= Martin Gerard Rutten =

Dutch geologist, paleontologist, and biologist

Martin Gerard Rutten (22 October 1910 – 13 October 1970) was a Dutch geologist, paleontologist, and biologist. He worked as a professor of geology at the universities of Amsterdam and Utrecht.

Rutten was born in Jombang, Indonesia to geologist Louis Martin Robert and biologist Johanna Catharina Pekelharing. He joined the Dutch Youth Association for Nature Study and took an early interest in birds and published briefly on birds observed during his later travels. Like his father, who was a geologist in the oil industry, he took an interest in geology and natural history travelling around the world. He studied at the University of Utrecht, receiving a bachelor's degree in 1929, a master's degree in 1933, and a doctorate in 1936 on the geology of the Santa Clara Province in Cuba supervised by his father. He examined foraminifera and Rudistidae. Like his father, he too joined the Bataafsche Petroleum Maatschappij in Indonesia during which time he continued to work on fossil foraminifera in the family Orbitoididae, publishing the work in 1941. During World War II he returned to work at Utrecht. At the end of the war he worked as a relief team director in the British controlled part of Germany which helped improve his command of English. He returned to teach geology at the University of Amsterdam. In 1951 he moved to the University of Utrecht. He served as a visiting professor at the University of Michigan, Ann Arbor.

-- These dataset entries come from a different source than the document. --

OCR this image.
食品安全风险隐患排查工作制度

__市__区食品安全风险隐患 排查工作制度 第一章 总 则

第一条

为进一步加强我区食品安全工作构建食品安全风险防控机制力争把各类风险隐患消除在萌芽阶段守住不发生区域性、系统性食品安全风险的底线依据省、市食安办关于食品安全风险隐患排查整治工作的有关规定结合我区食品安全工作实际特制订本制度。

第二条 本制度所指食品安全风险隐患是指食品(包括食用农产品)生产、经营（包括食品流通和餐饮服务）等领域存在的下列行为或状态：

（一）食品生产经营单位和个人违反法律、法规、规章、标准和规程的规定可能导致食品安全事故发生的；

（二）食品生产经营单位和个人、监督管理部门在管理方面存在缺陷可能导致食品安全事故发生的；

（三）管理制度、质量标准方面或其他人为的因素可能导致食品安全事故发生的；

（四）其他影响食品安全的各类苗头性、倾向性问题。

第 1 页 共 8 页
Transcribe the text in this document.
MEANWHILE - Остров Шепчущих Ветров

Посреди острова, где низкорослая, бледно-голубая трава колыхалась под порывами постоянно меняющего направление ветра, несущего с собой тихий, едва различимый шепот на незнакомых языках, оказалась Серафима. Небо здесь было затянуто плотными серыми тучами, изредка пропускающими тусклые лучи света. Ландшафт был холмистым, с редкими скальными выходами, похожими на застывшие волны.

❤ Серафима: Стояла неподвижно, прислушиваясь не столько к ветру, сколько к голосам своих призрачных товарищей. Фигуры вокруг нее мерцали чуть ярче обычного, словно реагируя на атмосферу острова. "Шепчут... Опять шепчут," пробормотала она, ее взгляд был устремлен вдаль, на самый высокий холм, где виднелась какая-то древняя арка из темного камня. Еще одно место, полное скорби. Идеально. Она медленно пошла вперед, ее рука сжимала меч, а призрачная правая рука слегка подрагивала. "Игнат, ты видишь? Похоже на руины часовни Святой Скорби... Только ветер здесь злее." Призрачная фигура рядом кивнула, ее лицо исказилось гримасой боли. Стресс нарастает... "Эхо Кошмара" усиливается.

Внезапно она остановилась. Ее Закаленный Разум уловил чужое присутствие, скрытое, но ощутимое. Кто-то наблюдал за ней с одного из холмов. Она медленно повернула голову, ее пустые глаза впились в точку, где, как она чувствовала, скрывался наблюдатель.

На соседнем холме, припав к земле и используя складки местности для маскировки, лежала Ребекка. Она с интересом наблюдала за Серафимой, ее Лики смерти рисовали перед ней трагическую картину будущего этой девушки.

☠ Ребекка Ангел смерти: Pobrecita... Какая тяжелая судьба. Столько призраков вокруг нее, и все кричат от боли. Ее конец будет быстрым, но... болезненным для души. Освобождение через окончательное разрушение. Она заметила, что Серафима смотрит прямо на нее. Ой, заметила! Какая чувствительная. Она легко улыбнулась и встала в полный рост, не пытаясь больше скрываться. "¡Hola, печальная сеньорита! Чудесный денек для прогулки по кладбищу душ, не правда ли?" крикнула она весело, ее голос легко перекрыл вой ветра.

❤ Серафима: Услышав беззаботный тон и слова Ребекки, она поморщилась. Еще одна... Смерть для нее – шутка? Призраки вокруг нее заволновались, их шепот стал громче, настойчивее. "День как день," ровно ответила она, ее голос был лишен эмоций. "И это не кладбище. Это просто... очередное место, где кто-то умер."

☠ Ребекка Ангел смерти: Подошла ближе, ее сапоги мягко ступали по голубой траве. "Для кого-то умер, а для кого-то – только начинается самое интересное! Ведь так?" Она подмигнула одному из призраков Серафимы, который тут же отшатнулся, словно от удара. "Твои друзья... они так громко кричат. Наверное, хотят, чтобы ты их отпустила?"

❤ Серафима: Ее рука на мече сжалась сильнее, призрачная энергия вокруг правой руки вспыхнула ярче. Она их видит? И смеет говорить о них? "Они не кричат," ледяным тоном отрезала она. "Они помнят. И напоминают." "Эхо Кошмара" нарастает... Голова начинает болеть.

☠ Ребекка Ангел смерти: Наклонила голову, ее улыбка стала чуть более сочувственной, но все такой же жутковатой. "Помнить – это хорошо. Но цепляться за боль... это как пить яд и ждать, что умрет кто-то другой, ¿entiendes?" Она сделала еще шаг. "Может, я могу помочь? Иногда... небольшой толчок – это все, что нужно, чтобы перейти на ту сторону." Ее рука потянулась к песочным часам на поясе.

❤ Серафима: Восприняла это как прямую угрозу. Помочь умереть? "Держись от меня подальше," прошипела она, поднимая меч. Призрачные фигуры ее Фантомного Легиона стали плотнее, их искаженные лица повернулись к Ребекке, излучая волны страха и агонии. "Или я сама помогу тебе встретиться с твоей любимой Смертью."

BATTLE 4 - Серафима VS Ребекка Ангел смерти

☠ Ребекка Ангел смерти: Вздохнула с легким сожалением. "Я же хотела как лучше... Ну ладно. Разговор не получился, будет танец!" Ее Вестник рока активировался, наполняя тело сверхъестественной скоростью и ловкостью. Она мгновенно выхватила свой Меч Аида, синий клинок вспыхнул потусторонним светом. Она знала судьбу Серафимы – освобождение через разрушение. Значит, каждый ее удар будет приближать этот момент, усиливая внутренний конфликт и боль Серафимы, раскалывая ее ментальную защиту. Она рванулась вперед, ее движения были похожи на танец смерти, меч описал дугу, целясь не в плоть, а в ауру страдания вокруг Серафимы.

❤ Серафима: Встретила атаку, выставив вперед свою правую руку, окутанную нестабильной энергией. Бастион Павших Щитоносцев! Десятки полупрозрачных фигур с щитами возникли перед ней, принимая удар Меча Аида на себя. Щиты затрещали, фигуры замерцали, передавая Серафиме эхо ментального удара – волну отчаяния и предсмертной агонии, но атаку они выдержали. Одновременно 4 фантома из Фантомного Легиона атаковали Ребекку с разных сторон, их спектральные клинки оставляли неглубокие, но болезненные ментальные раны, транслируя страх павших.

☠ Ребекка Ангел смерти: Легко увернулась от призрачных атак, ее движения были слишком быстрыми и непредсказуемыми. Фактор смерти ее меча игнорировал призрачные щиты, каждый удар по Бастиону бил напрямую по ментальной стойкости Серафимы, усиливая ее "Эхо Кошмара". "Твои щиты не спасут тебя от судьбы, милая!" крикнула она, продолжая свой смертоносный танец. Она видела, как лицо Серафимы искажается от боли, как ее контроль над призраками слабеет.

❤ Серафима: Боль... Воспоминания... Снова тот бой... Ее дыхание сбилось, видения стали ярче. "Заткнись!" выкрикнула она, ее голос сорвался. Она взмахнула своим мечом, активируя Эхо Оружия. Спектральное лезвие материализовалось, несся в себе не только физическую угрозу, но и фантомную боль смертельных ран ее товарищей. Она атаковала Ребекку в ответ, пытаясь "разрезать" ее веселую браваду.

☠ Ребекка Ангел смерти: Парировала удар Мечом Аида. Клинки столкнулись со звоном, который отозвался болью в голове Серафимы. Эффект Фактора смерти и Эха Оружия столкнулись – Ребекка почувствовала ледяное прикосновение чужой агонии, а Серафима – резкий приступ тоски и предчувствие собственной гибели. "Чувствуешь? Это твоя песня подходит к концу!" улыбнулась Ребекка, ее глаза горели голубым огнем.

Among Rutten's contributions was the use of paleomagnetism as an indicator of changes in the position of the land and as a means of examining age. He also hypothesized that the Icelandic table mountains of basalt were formed by lava flows under an ice sheet. He wrote on the uniformitarian view of geological processes (which he called actualism) and the evolution of life. He noted that the processes were the same over geological time but the environmental conditions may have varied to cause differences in the visible effects. Like A. I. Oparin, he supported the view that life forms came before the oxygenation of the atmosphere. His last book, The Origin of Life by Natural Causes was published posthumously in 1971.